Padi yang berumur satu bulan dicabut, diikat, lalu dipindahkan dan ditanam di
sawah. Istilah populernya tandur.
Menanam padi dengan jalan mundur. Ada juga yang tanju, dengan jalan maju. Lebih cepet pake mesin transplanter," Aku
mengangguk-angguk. Dalam sekejap, mesin itu muncul di tengah sawah.

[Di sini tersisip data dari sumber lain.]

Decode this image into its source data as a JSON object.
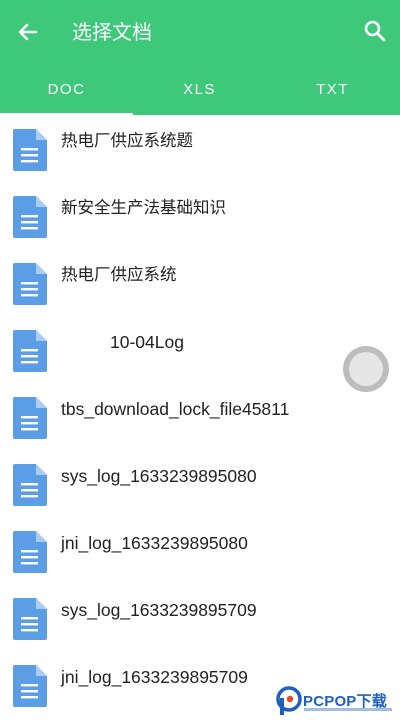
{
  "header": {
    "title": "选择文档",
    "back_icon": "arrow-left-icon",
    "search_icon": "search-icon",
    "color": "#3dc87a"
  },
  "tabs": [
    {
      "label": "DOC",
      "active": true
    },
    {
      "label": "XLS",
      "active": false
    },
    {
      "label": "TXT",
      "active": false
    }
  ],
  "files": [
    {
      "name": "热电厂供应系统题",
      "icon": "document-icon"
    },
    {
      "name": "新安全生产法基础知识",
      "icon": "document-icon"
    },
    {
      "name": "热电厂供应系统",
      "icon": "document-icon"
    },
    {
      "name": "10-04Log",
      "icon": "document-icon"
    },
    {
      "name": "tbs_download_lock_file45811",
      "icon": "document-icon"
    },
    {
      "name": "sys_log_1633239895080",
      "icon": "document-icon"
    },
    {
      "name": "jni_log_1633239895080",
      "icon": "document-icon"
    },
    {
      "name": "sys_log_1633239895709",
      "icon": "document-icon"
    },
    {
      "name": "jni_log_1633239895709",
      "icon": "document-icon"
    }
  ],
  "watermark": {
    "text": "PCPOP下载",
    "color": "#1e5fc0"
  },
  "colors": {
    "doc_icon": "#5b9ee6",
    "doc_icon_fold": "#a9cdf5"
  }
}
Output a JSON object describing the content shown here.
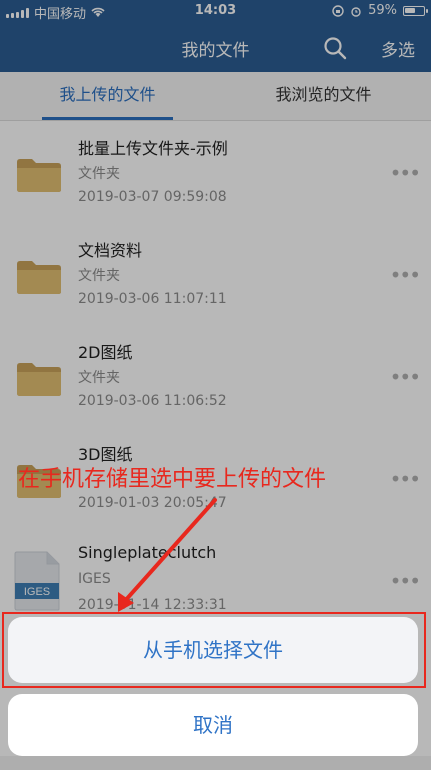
{
  "status": {
    "carrier": "中国移动",
    "time": "14:03",
    "battery": "59%"
  },
  "header": {
    "title": "我的文件",
    "multi_select": "多选",
    "search_icon": "search-icon"
  },
  "tabs": [
    {
      "label": "我上传的文件",
      "active": true
    },
    {
      "label": "我浏览的文件",
      "active": false
    }
  ],
  "files": [
    {
      "name": "批量上传文件夹-示例",
      "type": "文件夹",
      "date": "2019-03-07 09:59:08",
      "icon": "folder-icon"
    },
    {
      "name": "文档资料",
      "type": "文件夹",
      "date": "2019-03-06 11:07:11",
      "icon": "folder-icon"
    },
    {
      "name": "2D图纸",
      "type": "文件夹",
      "date": "2019-03-06 11:06:52",
      "icon": "folder-icon"
    },
    {
      "name": "3D图纸",
      "type": "",
      "date": "2019-01-03 20:05:47",
      "icon": "folder-icon"
    },
    {
      "name": "Singleplateclutch",
      "type": "IGES",
      "date": "2019-01-14 12:33:31",
      "icon": "iges-file-icon"
    }
  ],
  "annotation": "在手机存储里选中要上传的文件",
  "action_sheet": {
    "choose": "从手机选择文件",
    "cancel": "取消"
  },
  "colors": {
    "header": "#2c5e93",
    "accent": "#2c6fbf",
    "annotation": "#e8281e"
  }
}
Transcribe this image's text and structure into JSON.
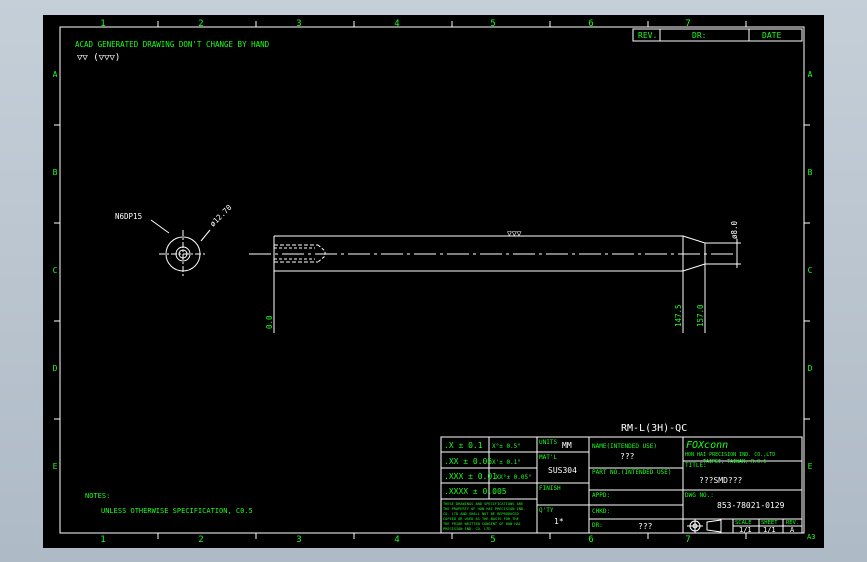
{
  "border": {
    "columns": [
      "1",
      "2",
      "3",
      "4",
      "5",
      "6",
      "7"
    ],
    "rows": [
      "A",
      "B",
      "C",
      "D",
      "E"
    ],
    "sheet_size": "A3"
  },
  "header": {
    "note": "ACAD GENERATED DRAWING  DON'T CHANGE BY HAND",
    "finish_symbol": "▽▽ (▽▽▽)",
    "rev_label": "REV.",
    "dr_label": "DR:",
    "date_label": "DATE"
  },
  "drawing": {
    "hole_label": "N6DP15",
    "dia_outer": "ø12.70",
    "dia_end": "ø8.0",
    "surface_symbol": "▽▽▽",
    "dim_zero": "0.0",
    "dim_147": "147.5",
    "dim_157": "157.0"
  },
  "part_name": "RM-L(3H)-QC",
  "tolerances": {
    "x1": ".X ± 0.1",
    "x2": ".XX ± 0.05",
    "x3": ".XXX ± 0.01",
    "x4": ".XXXX ± 0.005",
    "a1": "X°± 0.5°",
    "a2": "X'± 0.1°",
    "a3": ".XX°± 0.05°"
  },
  "fields": {
    "units_label": "UNITS",
    "units_value": "MM",
    "matl_label": "MAT'L",
    "matl_value": "SUS304",
    "finish_label": "FINISH",
    "qty_label": "Q'TY",
    "qty_value": "1*",
    "name_label": "NAME(INTENDED USE)",
    "name_value": "???",
    "partno_label": "PART NO.(INTENDED USE)",
    "title_label": "TITLE:",
    "title_value": "???SMD???",
    "appd_label": "APPD:",
    "chkd_label": "CHKD:",
    "dr_label": "DR:",
    "dr_value": "???",
    "dwgno_label": "DWG NO.:",
    "dwgno_value": "853-78021-0129",
    "scale_label": "SCALE",
    "scale_value": "1/1",
    "sheet_label": "SHEET",
    "sheet_value": "1/1",
    "rev_label": "REV.",
    "rev_value": "A"
  },
  "company": {
    "logo": "FOXconn",
    "name": "HON HAI PRECISION IND. CO.,LTD",
    "address": "TAIPEI, TAIWAN, R.O.C"
  },
  "disclaimer": [
    "THESE DRAWINGS AND SPECIFICATIONS ARE",
    "THE PROPERTY OF HON HAI PRECISION IND.",
    "CO. LTD AND SHALL NOT BE REPRODUCED",
    "COPIED OR USED AS THE BASIS FOR THE",
    "THE PRIOR WRITTEN CONSENT OF HON HAI",
    "PRECISION IND. CO. LTD"
  ],
  "notes": {
    "label": "NOTES:",
    "line1": "UNLESS OTHERWISE SPECIFICATION, C0.5"
  },
  "colors": {
    "line": "#ffffff",
    "text": "#1aff1a",
    "background": "#000000"
  }
}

Penampakannya seperti mobil mini, dengan rak di atas dan dua gagang setir di
belakang. "Kelemahannya, warga yang tidak punya lahan, nggak bisa ikut ceceblok, atau menanam padi. Ini
berkaitan dengan tradisi derep,"
Dahiku berkerut. Derep? "Oke, kujelaskan sedikit. Misal sawah ini milikku, kamu
bisa dapat seperenam dari hasil panen, dengan ikut tandur hingga proses akhir, yaitu distribusi beras." O, gumamku mengerti. "Masih lama
ya?" Tanyaku kekanakan. "Iya. Nggak se-instan mie yang sering kamu makan, Tuan Putri," Zaroy memberi penekanan khusus pada kata ‘tuan
putri’. Merasa disindir, mulutku mengatup tanpa bisa dicegah. Namun, reaksinya
tidak terduga. Ia mencubit hidungku pelan. Kemudian mengusap kepalaku dan terbahak
layaknya seorang abang.
"Habis ini kita tinggal menunggu.
Dilihat, ada hama nggak. Biasanya di sela-sela padi, ada tumbuhan liar macam
ini," Pemuda tampan itu mencabut ilalang dengan kuat. "Adanya rumput
liar dapat mengganggu padi, menyebabkan tidak subur. Yang kulakukan tadi
disebut ngarambet. Well, mumnya dilakukan oleh perempuan.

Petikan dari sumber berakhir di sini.